Overblog
Suivre ce blog
Editer l'article Administration Créer mon blog

Publié par Messager

Beau-frère d’Emmanuel Bamba, papa Honoré Nkunku parle

 

Suite à notre article intitulé "Triple tentative de suicide dans la famille Bamba", que l’on peut consulter sur ce lien : http://www.mbokamosika.com/article-triple-tentative-de-suicide-dans-la-famille-bamba-122357645.html, la famille biologique de l’homme d’église et ancien ministre des Finances Emmanuel Bamba avait apporté certains ajouts et précisions. Pour répondre à certaines questions dont celles posées par notre frère Ngimbi Kalumvueziko, nous avions jugé opportun de contacter papa Honoré Nkunku sur place à Kinshasa pour plus  d´éclaircissements. Nous avions été encouragé dans cette démarche à  la fois  par Jean-Claude Nkunku et Vicky Kandi qui ont eu l´amabilité et la courtoisie de nous donner les coordonnées de cette bibliothèque qui n’a pas encore brûlé. Nous avions soumis un questionnaire à notre interlocuteur. Sans tabou, nous avions posé toutes les questions, même celles qui fâchent, rien que dans le souci de connaître la vérité. L’entretien a porté sur tout : Bamba bien sûr mais aussi Diangienda et ses frères, Simon Kimbangu, mama Muilu, les makesa, Mobutu, les kimbanguistes voire Tshisekedi. Nous ne remercierons jamais assez notre ami Alexis Wany Mukuisila qui s´est donné la peine de rencontrer l´intéressé à son domicile. L’interview écrite a eu lieu le mercredi 19 février 2014 de 11h à 12h45 en présence de sa fille et de son petit-fils. Papa Honoré-Adolphe Nkunku n’avait pas souhaité que sa photo soit publiée. C’est un grand monsieur de 89 ans.

 

A bâtons rompus avec papa Honoré Nkunku

 

Bonjour papa Honoré Nkunku. Présentez-vous auprès des lecteurs de Mbokamosika.

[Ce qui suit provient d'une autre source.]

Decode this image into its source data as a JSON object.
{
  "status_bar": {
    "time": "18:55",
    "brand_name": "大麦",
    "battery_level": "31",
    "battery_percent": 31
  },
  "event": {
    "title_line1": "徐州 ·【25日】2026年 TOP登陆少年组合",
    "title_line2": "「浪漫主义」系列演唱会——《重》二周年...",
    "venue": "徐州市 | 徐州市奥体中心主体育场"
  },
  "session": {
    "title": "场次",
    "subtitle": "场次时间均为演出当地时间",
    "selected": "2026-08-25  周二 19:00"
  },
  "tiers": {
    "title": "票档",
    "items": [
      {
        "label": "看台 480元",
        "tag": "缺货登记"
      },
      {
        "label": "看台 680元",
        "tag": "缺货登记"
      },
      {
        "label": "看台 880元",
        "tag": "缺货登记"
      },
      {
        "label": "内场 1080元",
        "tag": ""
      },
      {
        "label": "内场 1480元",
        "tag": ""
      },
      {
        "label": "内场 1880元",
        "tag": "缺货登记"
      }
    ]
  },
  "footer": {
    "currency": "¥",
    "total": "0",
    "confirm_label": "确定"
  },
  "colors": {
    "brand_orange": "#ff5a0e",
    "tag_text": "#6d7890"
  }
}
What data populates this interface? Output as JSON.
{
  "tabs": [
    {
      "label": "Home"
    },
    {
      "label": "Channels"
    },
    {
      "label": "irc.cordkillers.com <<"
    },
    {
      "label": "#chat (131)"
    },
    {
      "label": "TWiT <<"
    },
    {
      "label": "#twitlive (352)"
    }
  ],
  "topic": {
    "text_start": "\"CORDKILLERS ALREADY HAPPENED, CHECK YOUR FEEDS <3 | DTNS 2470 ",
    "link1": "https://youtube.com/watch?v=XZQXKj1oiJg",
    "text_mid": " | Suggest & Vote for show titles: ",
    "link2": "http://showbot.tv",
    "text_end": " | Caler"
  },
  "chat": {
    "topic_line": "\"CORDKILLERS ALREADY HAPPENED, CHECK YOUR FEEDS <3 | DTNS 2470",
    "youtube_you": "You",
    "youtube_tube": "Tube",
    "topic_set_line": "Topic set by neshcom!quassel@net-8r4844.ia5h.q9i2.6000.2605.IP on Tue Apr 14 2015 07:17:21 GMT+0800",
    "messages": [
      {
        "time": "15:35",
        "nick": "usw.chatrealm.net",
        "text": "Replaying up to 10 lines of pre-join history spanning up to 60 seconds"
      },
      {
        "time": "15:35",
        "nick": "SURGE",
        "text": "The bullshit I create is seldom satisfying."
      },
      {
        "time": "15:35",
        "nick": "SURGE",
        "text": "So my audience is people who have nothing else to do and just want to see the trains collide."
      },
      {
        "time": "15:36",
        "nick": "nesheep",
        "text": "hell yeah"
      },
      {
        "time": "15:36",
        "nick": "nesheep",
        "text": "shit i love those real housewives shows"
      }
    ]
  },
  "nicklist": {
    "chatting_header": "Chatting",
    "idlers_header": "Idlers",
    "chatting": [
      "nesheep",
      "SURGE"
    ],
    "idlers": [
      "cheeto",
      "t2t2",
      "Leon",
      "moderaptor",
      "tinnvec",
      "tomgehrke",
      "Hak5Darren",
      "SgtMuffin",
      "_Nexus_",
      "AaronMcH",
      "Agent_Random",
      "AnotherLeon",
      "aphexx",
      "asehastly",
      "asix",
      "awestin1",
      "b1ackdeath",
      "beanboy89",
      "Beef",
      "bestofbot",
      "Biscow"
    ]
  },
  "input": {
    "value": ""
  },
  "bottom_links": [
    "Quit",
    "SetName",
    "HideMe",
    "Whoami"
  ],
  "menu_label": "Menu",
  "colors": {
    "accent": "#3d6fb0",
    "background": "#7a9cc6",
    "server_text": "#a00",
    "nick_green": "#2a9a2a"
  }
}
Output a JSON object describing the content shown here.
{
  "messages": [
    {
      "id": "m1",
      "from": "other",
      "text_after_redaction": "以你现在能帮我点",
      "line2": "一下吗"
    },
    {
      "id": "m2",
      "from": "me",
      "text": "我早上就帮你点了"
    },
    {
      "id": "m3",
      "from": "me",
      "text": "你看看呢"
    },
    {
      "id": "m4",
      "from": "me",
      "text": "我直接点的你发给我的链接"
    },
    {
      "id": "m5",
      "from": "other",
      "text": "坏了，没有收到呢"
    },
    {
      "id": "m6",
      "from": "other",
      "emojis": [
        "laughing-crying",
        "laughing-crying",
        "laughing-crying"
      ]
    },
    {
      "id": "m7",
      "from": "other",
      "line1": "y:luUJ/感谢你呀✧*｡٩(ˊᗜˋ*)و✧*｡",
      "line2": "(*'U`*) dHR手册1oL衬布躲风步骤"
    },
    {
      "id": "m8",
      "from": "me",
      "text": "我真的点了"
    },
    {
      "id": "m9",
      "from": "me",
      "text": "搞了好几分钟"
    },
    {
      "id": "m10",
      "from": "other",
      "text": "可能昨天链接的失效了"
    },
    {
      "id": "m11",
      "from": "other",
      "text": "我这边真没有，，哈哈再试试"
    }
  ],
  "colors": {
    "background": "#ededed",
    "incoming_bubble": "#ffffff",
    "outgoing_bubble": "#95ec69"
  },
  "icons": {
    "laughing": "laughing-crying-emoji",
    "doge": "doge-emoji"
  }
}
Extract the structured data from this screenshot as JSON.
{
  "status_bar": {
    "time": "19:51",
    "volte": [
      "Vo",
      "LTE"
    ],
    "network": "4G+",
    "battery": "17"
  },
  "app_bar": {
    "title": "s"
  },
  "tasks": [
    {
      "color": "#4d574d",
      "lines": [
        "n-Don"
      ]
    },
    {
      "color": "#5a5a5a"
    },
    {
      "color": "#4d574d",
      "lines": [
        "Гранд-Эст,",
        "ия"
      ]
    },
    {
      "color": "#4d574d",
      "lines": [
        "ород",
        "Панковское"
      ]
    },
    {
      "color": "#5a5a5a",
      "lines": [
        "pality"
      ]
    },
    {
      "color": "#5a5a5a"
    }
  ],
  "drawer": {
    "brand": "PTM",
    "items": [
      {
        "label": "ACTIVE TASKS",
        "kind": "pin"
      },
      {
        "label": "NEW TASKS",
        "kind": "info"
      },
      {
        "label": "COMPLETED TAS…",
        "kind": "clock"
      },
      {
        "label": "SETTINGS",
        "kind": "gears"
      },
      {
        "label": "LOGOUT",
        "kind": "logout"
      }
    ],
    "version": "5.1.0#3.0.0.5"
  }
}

Je m’appelle Nkunku Honoré-Adolphe. J’habite sur size rue Basankusu n° 260 dans la commune de Lingwala à Kinshasa. Je suis veuf. Avec feue mon épouse Maseluka Marie, j’avais eu neuf enfants dont trois filles et six garçons. Mais aujourd’hui  il n’y a que trois survivants: deux garçons et une fille. Je suis du clan Zinga comme Diangienda. Quand le corps de papa Simon Kimbangu était arrivé à Nkamba, j’étais le premier à ouvrir le mausolée. J’y suis allé pour la première fois en 1950. Je me suis marié grâce aux kimbanguistes.

 

Comment allez-vous ?

Je vais bien à part quelques difficultés pour marcher. Faire de longues distances est devenue une mer à boire. Mes jambes n’ont plus assez de force et ma  vue est devenue très faible, beaucoup trop flou pour voir.

 

Nous sommes venus vous voir pour honorer la mémoire de votre beau-frère Emmanuel Bamba.  Parlez-nous de l’homme qu’il fut afin que les jeunes d’aujourd’hui le découvrent.

Je l’ai connu à Kinshasa quand il a commencé une chorale chez lui sur la rue Tshuapa n° 162. Il était notre dirigeant. Il l’avait créée dans le souci de regrouper tous les anciens de Nsona-Mbata vivant à Kinshasa. Je suis devenu choriste alors que je venais de l’Armée du Salut. Bamba était un homme franc, très sociable, cherchant à partager avec tout le monde. Il prenait beaucoup d’initiatives. Il était originaire du village Kinzuana dans le territoire de Kasangulu.

 

Votre épouse, mama Nsiona a failli se suicider après la pendaison de son frère. Comment cela s´était-il passé?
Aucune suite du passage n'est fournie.